En Tomar, el viajero pasa la noche en un hotel del parque de Mouchâo: "un oasis fresco de altos álamos y abedules verdes y blancos. Quien haya transformado un banco de arena en este refugio merece una medalla". Por la noche, cena en el restaurante Beira-Rio, situado al otro lado del río Nabâo, con vistas a la famosa noria que, según se dice, data de la época de los moros. Cuenta que comió bien y que tuvo la suerte de ser atendido por "un camarero de aspecto serio que, cuando sonreía, tenía la cara más feliz del mundo, y sonreía mucho". Yo también comí en este restaurante en 1983 y fui ampliamente recompensado por el ambiente que compartía con varios otros cercanos. Son restaurantes como éste, cada uno con su propia bienvenida, los que hacen que uno se sienta como "un amigo de la familia".
Autor: Charola en el Convento de Tomar ;
La narración de Saramaga está salpicada de otras anécdotas que ponen de manifiesto su gran humanidad, como la conversación mantenida con un guardián del Convento y de su singular Charola, en la que se queja del "aire general de decrepitud que producen la edad y el abandono". Una de las joyas más preciosas de Portugal está en peligro de extinción". La explicación que le da el guía es que esto se debe, en parte, a las numerosas bodas que se celebran allí. Se encoge de hombros abyectamente y dice: "Los invitados vienen y se apoyan en los pilares, se suben a ellos para tener una mejor vista y luego se entretienen arrancando trozos de yeso pintado para tenerlos de recuerdo".

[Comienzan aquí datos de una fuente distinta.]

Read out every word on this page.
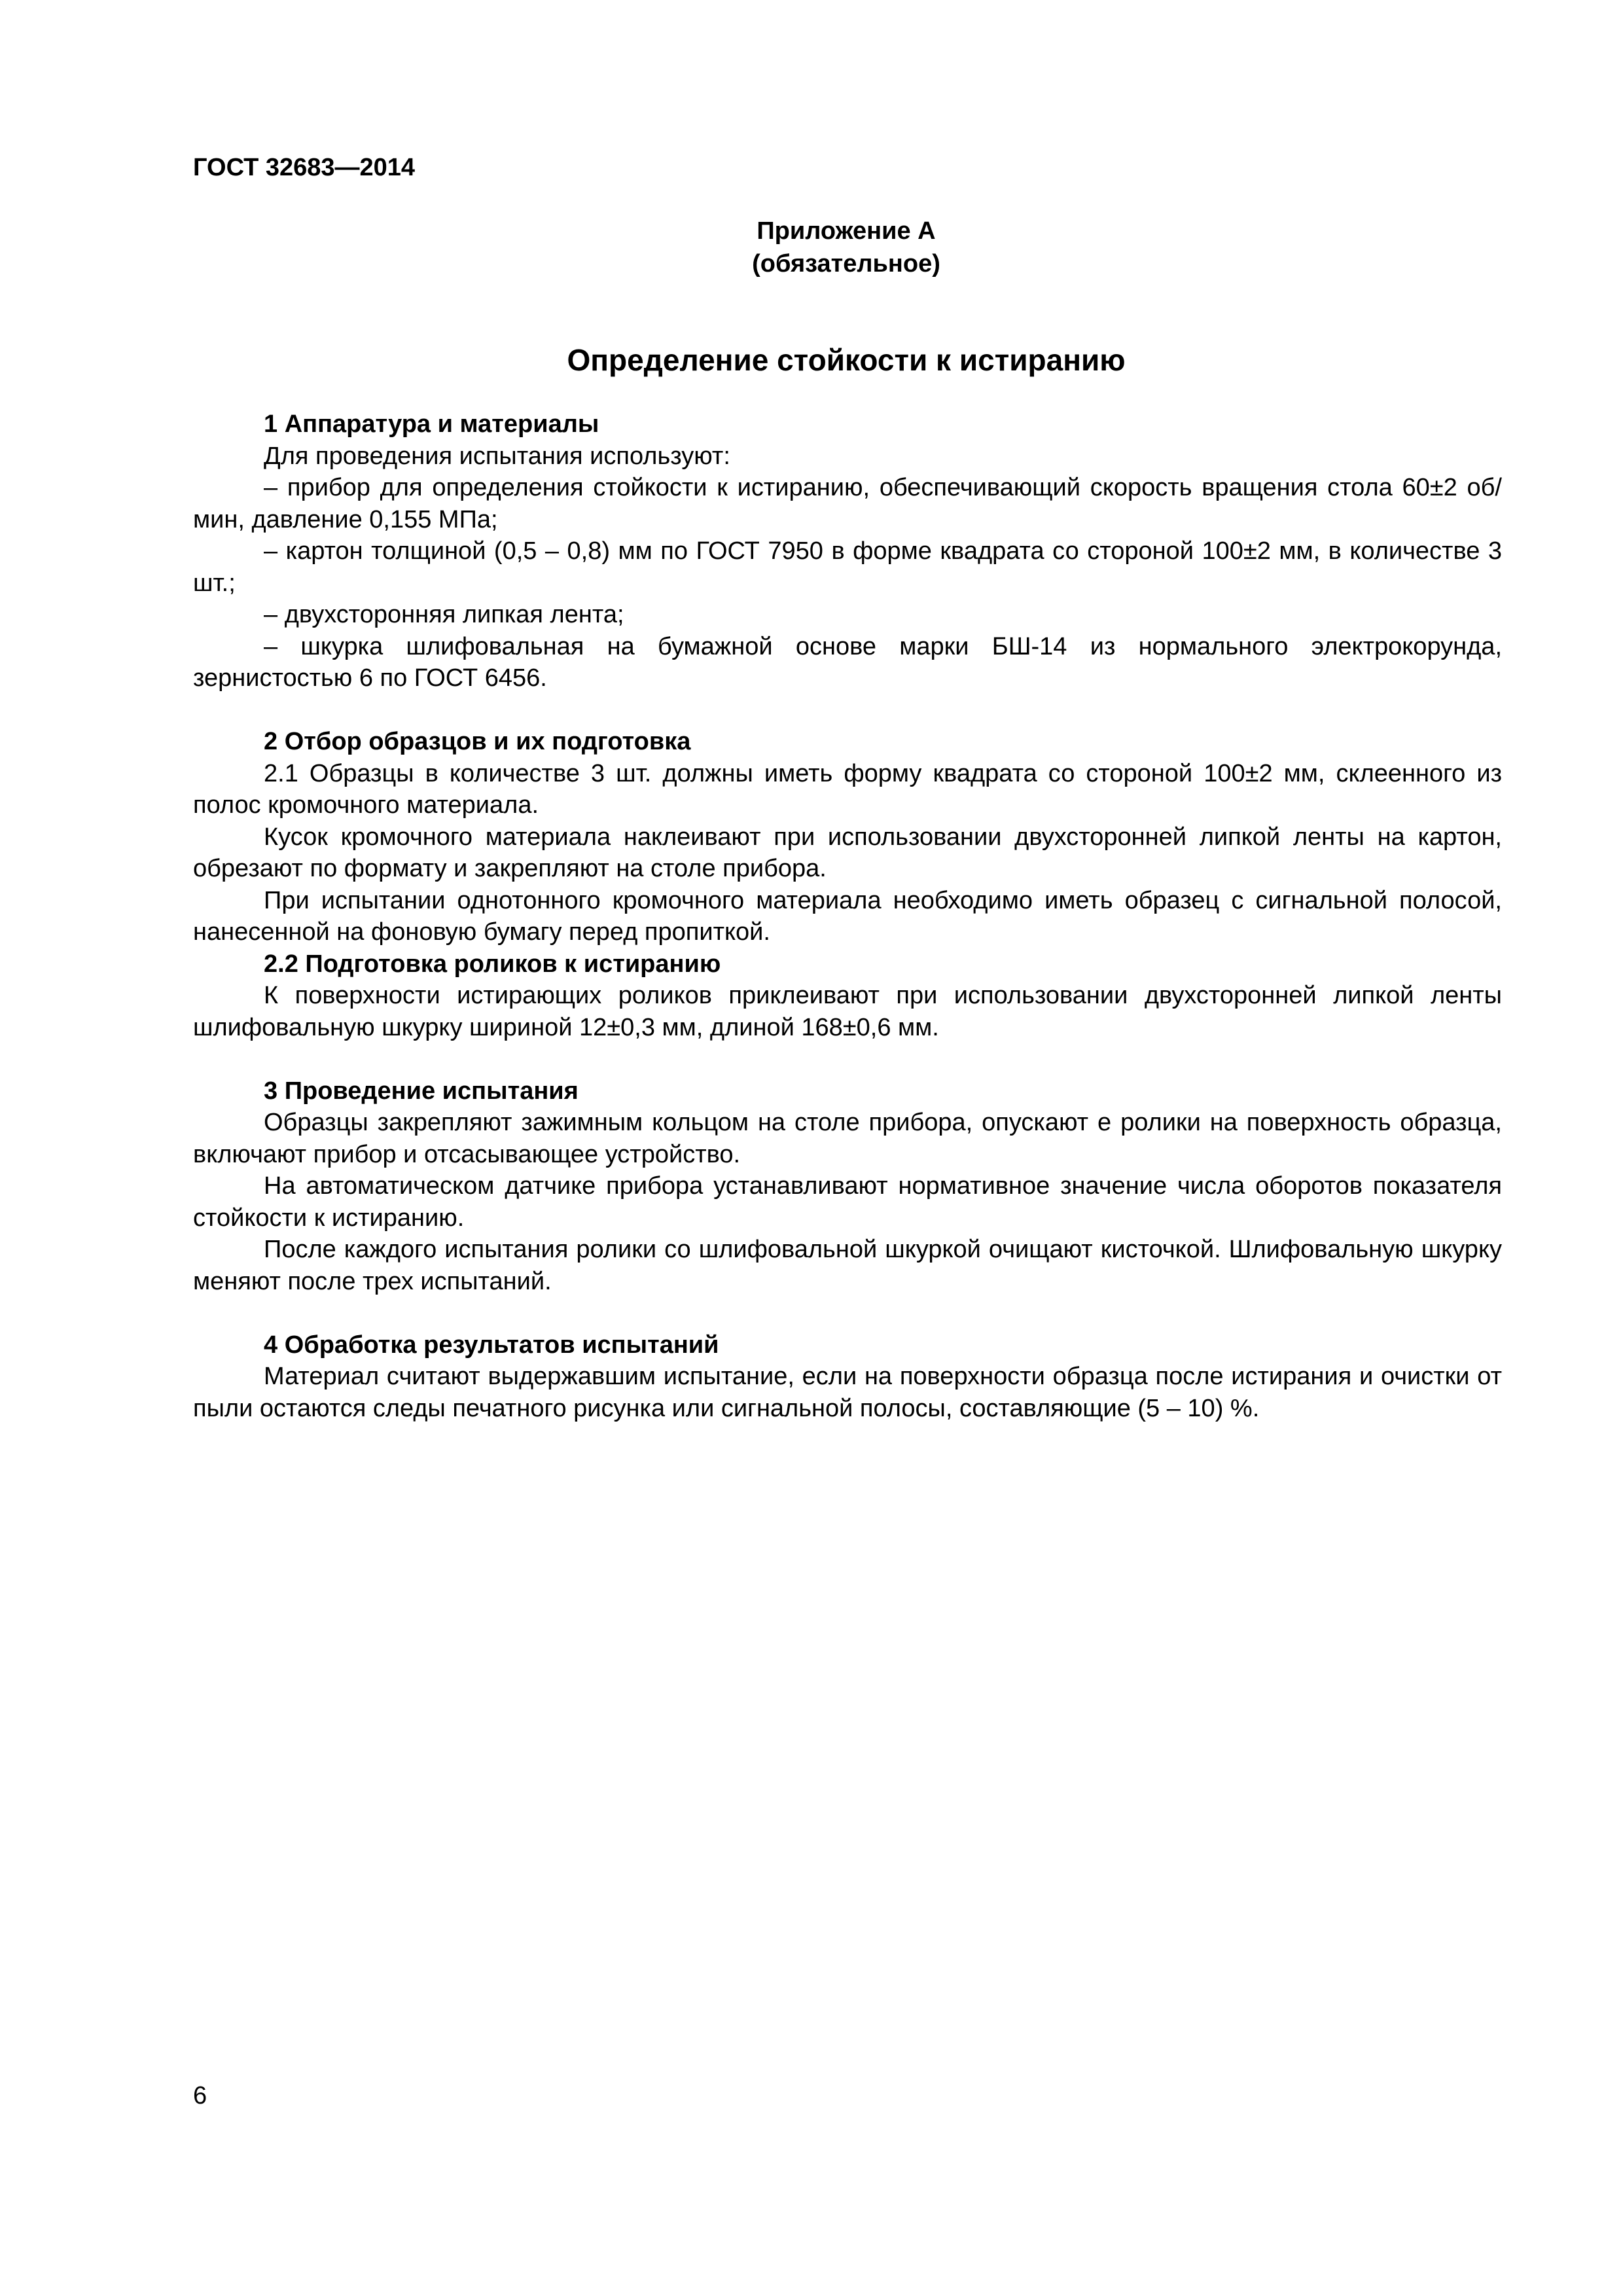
ГОСТ 32683—2014
Приложение А
(обязательное)
Определение стойкости к истиранию
1 Аппаратура и материалы

Для проведения испытания используют:

– прибор для определения стойкости к истиранию, обеспечивающий скорость вращения стола 60±2 об/мин, давление 0,155 МПа;

– картон толщиной (0,5 – 0,8) мм по ГОСТ 7950 в форме квадрата со стороной 100±2 мм, в количестве 3 шт.;

– двухсторонняя липкая лента;

– шкурка шлифовальная на бумажной основе марки БШ-14 из нормального электрокорунда, зернистостью 6 по ГОСТ 6456.

2 Отбор образцов и их подготовка

2.1 Образцы в количестве 3 шт. должны иметь форму квадрата со стороной 100±2 мм, склеенного из полос кромочного материала.

Кусок кромочного материала наклеивают при использовании двухсторонней липкой ленты на картон, обрезают по формату и закрепляют на столе прибора.

При испытании однотонного кромочного материала необходимо иметь образец с сигнальной полосой, нанесенной на фоновую бумагу перед пропиткой.

2.2 Подготовка роликов к истиранию

К поверхности истирающих роликов приклеивают при использовании двухсторонней липкой ленты шлифовальную шкурку шириной 12±0,3 мм, длиной 168±0,6 мм.

3 Проведение испытания

Образцы закрепляют зажимным кольцом на столе прибора, опускают е ролики на поверхность образца, включают прибор и отсасывающее устройство.

На автоматическом датчике прибора устанавливают нормативное значение числа оборотов показателя стойкости к истиранию.

После каждого испытания ролики со шлифовальной шкуркой очищают кисточкой. Шлифовальную шкурку меняют после трех испытаний.

4 Обработка результатов испытаний

Материал считают выдержавшим испытание, если на поверхности образца после истирания и очистки от пыли остаются следы печатного рисунка или сигнальной полосы, составляющие (5 – 10) %.

6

Considera que el portal de Juan de Castilla es una de las obras de arte más magníficas de Portugal y que no puede describirse ni explicarse adecuadamente con palabras: "más bien parece un poema de Camões grabado en piedra". Sin embargo, el Gran Escaparate de la época manuelina sólo permite conjeturar que se inspiró en los templos de la India y que fue trasladado a Tomar por un artista itinerante.
Saramaga describe otras "curiosidades" de Tomar con una mezcla de perspicacia y exasperación. Se deleita con los paneles pintados por Gregório Lopes en la iglesia de San Juan Bautista, pero le molesta comprobar que la reja del baptisterio está cerrada, por lo que sólo puede ver una pequeña parte del Bautismo de Cristo. Igual que yo, descubre que la capilla de Nossa Senhora da Conceição está firmemente cerrada hasta el domingo, único día en que está abierta a fieles y visitantes.

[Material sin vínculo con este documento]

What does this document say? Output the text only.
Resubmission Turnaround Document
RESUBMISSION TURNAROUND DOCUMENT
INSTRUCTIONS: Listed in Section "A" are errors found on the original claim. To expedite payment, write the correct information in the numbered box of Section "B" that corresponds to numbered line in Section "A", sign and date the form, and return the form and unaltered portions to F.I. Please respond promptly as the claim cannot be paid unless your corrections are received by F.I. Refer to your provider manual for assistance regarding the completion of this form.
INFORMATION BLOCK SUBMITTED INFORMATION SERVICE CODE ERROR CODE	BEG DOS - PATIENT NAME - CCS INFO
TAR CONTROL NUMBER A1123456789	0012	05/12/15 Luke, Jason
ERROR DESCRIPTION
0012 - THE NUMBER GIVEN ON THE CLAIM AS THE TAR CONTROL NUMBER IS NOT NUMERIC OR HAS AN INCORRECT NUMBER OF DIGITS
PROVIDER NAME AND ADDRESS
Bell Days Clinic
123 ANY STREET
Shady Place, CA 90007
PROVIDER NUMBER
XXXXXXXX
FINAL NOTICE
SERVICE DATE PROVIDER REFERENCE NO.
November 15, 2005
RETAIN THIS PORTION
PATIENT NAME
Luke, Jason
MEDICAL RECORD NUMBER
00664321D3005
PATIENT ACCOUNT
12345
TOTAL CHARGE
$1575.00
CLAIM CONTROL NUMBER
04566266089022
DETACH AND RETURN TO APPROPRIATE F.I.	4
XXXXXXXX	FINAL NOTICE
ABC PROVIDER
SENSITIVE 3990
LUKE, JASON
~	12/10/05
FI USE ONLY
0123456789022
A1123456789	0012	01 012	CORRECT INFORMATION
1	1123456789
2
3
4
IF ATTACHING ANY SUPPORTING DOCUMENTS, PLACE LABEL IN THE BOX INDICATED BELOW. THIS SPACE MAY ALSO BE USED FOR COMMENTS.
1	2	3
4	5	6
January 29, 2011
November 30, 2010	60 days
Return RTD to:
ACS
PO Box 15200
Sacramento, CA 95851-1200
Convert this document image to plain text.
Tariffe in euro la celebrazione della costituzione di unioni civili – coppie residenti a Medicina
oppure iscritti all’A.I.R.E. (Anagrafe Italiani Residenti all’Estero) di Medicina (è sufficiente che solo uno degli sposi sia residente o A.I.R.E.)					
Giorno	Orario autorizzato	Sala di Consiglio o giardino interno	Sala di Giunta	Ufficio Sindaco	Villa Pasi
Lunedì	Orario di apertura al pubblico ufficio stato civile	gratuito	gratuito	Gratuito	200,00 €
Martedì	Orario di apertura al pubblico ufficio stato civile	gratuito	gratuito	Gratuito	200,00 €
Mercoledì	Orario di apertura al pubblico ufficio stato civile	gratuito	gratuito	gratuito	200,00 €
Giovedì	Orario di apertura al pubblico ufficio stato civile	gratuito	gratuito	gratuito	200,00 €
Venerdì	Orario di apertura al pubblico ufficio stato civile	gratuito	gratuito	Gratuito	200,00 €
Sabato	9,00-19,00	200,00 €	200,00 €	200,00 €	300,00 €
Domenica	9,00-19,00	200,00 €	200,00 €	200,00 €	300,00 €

Sin embargo, el Viajero, más preocupado por encontrar su alma que por escribir una guía convencional, decide seguir su camino hasta Ourem, haciendo una breve parada para contemplar el acueducto de Pegões Altos: "los arcos perfectamente redondeados son la prueba de que la utilidad y la belleza no son incompatibles".
Probablemente, la reciente sugerencia de nombrar a Tomar capital portuguesa de la espiritualidad habría sido tratada con desdén por Saramago, un agnóstico respetuoso y gran conocedor de la santidad de los edificios. Es su admiración por el espíritu y el carácter del pueblo portugués lo que brilla a través de sus escritos; ¡y no menos los dignos nabantinos de antaño!